Con un estilo dibujístico y una composición que emula el arte fotográfico, Albert André capta el bullicio portuario en el cuadro titulado En el muelle del Puerto Viejo de Marsella. No he podido encontrar en Internet ninguna reproducción de esta obra, hecho tal vez derivado de su pertenencia a una colección particular, pero no he podido resistirme a incluirla en esta reseña, aunque sea a través de la fotografía hecha por mí en la misma exposición. Me seduce extraordinariamente esta instantánea llena de vida: el vuelo del vestido de la mujer que se sujeta el sombrero para no perderlo en su veloz avance; la visión parcial de la mujer en segundo plano; el diálogo de la pareja que se «sale del encuadre», como si se tratara de una fotografía; el trasiego de personajes apenas esbozados que maniobran al fondo con las mercancías. Nos parece oír el ruido de la actividad humana, nos parece sentir en la piel el calor del rabioso sol del Mediterráneo.

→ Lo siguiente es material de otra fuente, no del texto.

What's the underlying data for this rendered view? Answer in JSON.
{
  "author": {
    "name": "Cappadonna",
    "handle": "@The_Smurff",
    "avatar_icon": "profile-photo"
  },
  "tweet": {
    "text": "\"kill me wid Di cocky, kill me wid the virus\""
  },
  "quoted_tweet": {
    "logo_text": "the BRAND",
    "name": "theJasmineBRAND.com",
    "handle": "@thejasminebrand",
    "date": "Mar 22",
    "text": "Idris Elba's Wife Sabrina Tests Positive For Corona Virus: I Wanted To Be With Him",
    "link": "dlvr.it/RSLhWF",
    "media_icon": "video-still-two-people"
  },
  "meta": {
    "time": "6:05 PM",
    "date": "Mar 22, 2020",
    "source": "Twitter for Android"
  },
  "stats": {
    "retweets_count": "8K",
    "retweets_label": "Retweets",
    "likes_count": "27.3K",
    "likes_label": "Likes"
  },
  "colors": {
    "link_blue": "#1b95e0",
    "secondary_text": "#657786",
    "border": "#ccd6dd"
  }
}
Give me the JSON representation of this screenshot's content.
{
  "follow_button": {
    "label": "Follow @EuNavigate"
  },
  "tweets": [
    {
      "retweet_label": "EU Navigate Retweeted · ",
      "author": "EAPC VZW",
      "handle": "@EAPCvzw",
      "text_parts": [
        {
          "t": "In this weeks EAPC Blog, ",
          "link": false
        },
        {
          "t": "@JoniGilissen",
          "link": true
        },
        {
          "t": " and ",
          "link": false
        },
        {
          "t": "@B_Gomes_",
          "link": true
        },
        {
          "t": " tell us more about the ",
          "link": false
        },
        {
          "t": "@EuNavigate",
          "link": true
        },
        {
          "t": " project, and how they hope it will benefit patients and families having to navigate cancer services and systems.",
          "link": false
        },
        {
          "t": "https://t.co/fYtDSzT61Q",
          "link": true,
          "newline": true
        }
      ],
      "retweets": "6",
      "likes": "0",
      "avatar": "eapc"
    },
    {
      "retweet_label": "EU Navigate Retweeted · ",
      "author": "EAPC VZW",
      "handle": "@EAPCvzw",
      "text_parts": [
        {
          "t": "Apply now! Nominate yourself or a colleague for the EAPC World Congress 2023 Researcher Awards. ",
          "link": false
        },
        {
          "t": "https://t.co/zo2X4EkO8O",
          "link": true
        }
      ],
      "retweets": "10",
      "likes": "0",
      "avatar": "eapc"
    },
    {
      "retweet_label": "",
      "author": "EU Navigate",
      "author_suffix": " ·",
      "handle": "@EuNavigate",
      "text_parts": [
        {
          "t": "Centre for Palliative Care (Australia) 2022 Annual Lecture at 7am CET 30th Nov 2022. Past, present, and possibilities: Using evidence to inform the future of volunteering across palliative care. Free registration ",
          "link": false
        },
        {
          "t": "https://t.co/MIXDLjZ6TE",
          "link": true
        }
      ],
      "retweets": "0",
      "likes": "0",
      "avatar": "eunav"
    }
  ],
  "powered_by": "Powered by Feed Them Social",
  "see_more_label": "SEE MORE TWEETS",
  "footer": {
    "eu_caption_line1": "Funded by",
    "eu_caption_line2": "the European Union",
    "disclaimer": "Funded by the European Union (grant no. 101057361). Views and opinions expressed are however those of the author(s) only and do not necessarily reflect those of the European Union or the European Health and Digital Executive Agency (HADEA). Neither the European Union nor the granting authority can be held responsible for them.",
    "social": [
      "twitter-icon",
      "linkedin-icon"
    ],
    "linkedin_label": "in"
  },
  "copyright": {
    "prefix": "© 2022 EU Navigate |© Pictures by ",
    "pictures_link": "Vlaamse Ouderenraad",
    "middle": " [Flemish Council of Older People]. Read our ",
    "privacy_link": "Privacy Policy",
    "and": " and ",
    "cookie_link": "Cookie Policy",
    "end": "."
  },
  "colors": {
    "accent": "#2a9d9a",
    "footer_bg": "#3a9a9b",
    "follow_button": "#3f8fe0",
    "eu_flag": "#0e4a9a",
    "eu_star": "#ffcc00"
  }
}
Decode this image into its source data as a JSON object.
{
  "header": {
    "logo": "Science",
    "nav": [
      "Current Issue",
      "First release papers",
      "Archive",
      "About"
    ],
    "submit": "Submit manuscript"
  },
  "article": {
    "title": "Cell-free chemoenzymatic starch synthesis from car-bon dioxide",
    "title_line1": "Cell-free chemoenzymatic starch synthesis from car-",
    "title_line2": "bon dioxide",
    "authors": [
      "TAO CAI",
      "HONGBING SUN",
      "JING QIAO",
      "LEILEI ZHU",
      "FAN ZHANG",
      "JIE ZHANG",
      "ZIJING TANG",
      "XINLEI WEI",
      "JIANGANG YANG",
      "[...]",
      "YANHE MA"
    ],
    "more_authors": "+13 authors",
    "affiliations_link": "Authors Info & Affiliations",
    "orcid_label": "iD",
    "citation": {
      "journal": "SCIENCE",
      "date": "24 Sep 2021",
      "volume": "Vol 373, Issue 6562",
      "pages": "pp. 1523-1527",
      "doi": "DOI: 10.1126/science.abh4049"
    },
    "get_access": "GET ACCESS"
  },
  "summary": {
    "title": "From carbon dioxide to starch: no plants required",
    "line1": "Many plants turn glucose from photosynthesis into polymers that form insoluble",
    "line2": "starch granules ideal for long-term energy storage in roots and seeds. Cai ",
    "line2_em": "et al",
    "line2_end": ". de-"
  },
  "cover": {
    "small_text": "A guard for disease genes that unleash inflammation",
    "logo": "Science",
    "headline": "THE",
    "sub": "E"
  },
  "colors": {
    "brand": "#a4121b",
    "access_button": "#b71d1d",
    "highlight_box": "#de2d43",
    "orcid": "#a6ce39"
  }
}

Las piezas de Georges D’Espagnat presentes en la exposición destacan por su delicada y evocadora captación del mundo de la infancia. Fascinado como sus compañeros de generación por los temas que son símbolo de progreso y modernidad, D’Espagnat crea en La estación de las afueras una escena que representa uno de los grandes avances tecnológicos de finales del XIX. Los niños de este artista parecen siempre pintados con una técnica especial, como si se hubieran escapado de una ilustración de libro infantil. Esta figurita vestida de rosa y blanco parece haberse colado con su limpidez y candor en esta escena en la que predominan los ocres y los negros. Son maravillosas las dos damas que flanquean al pequeño protagonista: esbeltas, elegantes, desvinculadas de acompañamiento masculino. Cuando contemplé este cuadro por primera vez, tuve la impresión de que bajo esta escena aparentemente cotidiana se escondía algo que yo no llegaba a captar del todo. La carita difusa del niño me parece contener un interrogante; el tren que irrumpe, impetuoso, en la estación, viene cargado de algo impreciso sobre cuyo último significado solo puedo elucubrar.